Monday, 4 March 2013

3.2.2 Recursion

Recursion, in programming, is the ability for a function to call its self. Practically this means that a recursive function mentions its self within its own function. For example say we have a function called "Factorial" it finds the factorial of a number and we put in 3. Firstly we check that is has a base case that will stop it forming an endless loop. In this case it's that "if n = 1 then Result = 1" this means that once it hits one it stops opposed to continuing for ever and causing a stack overflow error. Next we input 3 and this happens "
"Factorial(3)
Factorial = 3 * Factorial(2)"

As you can see it references its self so next we look at Factorial(2)

"Factorial(2)
Factorial = 2 * Factorial(1)"

so now we're onto Factorial(1) Thankfully due to the clause about n = 1 we don't go any further and it outputs 1, so then it goes up to the next level and times 2 by 1, this results 2 which it then raises again to times 3 by 2 outputting 6 and giving us our answer. This is the principal of recursion.

3.2.1 Programming Paradigms

A programming paradigm is the methodology of a programming language. There are 5 main programming paradigms:
Imperative programming manipulates variables and data structures in the program to do what the programmer wants in the series of steps he has stated in the program with no variation. Imperative is most known for Machine code which is the basic code of all computers and what hardware is programmed by.

Functional programming treats programming as a form of mathematics and pushes an emphasis on functions opposed to variable and data manipulation like imperative. Functional uses a lot of recursion in it's programming to make iteration possible. It is most well known for the language Lisp, however is mostly used academically opposed to Imperative which sees more commercial use.

Logic programming is done by declaring a set of facts and rules about the program and using them as a knowledge base to answer questions asked of it. This is done but an inference engine which backtracks through the information to gather the relevant data to the question. Prolog is the best known logic based programming language and it's heavily used in attempts to create AIs and expert systems.

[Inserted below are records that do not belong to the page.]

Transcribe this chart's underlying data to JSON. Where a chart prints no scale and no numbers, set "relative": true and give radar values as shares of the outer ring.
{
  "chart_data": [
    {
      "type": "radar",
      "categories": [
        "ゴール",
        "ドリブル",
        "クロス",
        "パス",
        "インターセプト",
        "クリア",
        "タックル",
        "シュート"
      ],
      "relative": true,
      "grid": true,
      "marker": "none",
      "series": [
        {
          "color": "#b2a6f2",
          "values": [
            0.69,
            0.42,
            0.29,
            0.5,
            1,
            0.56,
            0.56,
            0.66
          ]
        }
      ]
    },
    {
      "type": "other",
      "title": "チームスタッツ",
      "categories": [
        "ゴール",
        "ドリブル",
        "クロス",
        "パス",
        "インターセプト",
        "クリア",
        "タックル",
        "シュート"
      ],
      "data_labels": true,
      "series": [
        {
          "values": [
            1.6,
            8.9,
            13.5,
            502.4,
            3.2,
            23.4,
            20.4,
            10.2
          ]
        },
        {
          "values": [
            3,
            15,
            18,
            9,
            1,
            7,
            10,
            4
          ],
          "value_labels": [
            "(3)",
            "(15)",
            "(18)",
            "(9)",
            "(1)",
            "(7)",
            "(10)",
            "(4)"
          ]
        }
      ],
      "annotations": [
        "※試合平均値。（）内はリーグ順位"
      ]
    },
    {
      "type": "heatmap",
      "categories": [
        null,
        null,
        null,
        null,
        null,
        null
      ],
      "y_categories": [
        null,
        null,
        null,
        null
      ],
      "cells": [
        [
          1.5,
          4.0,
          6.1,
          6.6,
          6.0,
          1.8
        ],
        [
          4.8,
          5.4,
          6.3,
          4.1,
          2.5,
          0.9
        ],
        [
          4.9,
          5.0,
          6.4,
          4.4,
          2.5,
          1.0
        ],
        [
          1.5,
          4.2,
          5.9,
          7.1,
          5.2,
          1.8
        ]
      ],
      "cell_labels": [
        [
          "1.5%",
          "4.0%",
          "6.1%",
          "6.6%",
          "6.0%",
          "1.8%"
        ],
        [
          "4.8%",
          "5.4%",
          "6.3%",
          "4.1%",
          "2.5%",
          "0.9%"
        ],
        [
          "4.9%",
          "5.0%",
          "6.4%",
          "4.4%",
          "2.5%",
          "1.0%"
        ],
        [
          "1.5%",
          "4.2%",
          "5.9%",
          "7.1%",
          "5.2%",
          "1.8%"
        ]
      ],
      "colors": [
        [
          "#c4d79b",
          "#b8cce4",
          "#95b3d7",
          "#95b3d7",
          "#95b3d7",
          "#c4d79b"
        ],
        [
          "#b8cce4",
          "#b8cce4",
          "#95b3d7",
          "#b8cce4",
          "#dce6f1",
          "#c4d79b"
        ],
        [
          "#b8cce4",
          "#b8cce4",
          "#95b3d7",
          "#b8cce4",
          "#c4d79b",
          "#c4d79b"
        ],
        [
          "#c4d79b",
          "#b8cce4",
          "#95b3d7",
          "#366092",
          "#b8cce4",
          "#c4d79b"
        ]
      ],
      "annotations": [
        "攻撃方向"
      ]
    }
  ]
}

Event-driven programming is a language that instead of the programmer telling the program what to to it tells it what to do when 'x' happens, x can be in response to something the user does or when a certain time has passed. Visual Basic is well known for event-driven programming.

And finally we have object-orientated programming is a language that breaks problems down to a single operations to be solved then labels them as a class. Classes can be based on other classes allowing code to be re-used easily and effectively, this is called a sub-class, it has all the features of the main class and then sub-class specific instructions. Python is a well known object-orientated programming language.